Thursday, March 24, 2016

Reality vs Hope

I almost started this with the line "you are probably tired of hearing about cancer" but thought if you are then stop reading. I'm sure tired of writing about cancer. I'm 110% over living with it in my home, but somehow can never escape it's grasp on my life. So here I am writing about it one more time.

Last week was a tough one in our home, and surprisingly nothing really happened. The only reason it was tough was because neither Jeremy nor I want to accept our current reality. Again nothing has changed in our reality, Jeremy has another spot on his lung, we've known this for almost 5 months. Nothing new to us, but something neither of us want to deal with. At this point I don't even remember if I blogged about his spot a year ago that was treated with radiation.....mainly because this is my reality. There have been so many spots, so many treatments, so many scans, so many biopsy's I lose track of them all. I also stop talking about them. I used to blog about every last one because it was the easiest way to be sure everyone knew what was going on. Now I'm sitting in a "Meditation Room" at a hospital, waiting for Jeremy to come out of his most recent biopsy while texting a friend about our Easter plans. You know who knows I'm here....my babysitter.

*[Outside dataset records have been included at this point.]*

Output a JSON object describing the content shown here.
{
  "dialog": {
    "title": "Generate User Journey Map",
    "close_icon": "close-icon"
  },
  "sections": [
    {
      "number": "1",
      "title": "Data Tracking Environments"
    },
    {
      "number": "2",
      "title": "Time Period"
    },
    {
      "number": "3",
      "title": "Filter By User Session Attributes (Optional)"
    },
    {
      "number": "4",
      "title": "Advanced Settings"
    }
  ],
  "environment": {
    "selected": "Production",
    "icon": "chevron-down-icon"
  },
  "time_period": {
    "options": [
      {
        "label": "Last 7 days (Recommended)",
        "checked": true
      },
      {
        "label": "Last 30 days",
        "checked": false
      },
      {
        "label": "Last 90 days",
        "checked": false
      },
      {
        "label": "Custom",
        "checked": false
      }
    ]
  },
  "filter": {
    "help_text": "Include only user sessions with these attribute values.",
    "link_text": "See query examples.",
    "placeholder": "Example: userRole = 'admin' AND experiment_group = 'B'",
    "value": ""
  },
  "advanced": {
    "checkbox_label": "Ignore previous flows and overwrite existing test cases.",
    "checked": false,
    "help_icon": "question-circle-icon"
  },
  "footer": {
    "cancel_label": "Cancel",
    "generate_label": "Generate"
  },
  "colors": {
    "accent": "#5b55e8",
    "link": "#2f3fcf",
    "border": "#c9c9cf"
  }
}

I am not bitter about this in the least. I honestly felt like at one point my families lives consumed a great deal of time and energy from most of our friends and family. Now they have all moved on to their realities and that is a good thing! This is just my reality. Most likely this biopsy will confirm he has a spot of lymphoma and after this Jeremy will have another round of radiation. He will let his direct manager know he needs to work short days for a week, will leave early, drive himself to radiation, come home to finish the work he missed and no one will be the wiser. Our children will not know it is even happening. How mundane this sounds to me is unsettling.

As Jeremy and I were working on our small talk before his procedure we were asking each other silly questions. I asked "What are your 5yr life goals?" His response was not so silly "To be cancer free." So with our reality we can't escape, or past we can't forget there is this small little thing that gets us by...Hope. Every scan, every biopsy, every day, every year we hope this will be the last. One day it will be, but until that day our humor gets us by. As we were greeted by our admitting nurse this morning Jeremy sarcastically told her "there's no place I'd rather be on a Thursday!" As she looked back at him cross eyed she said "you need some help" He looked at her and said with a big smile and no sarcasm in his voice "It could be worse, it's only cancer."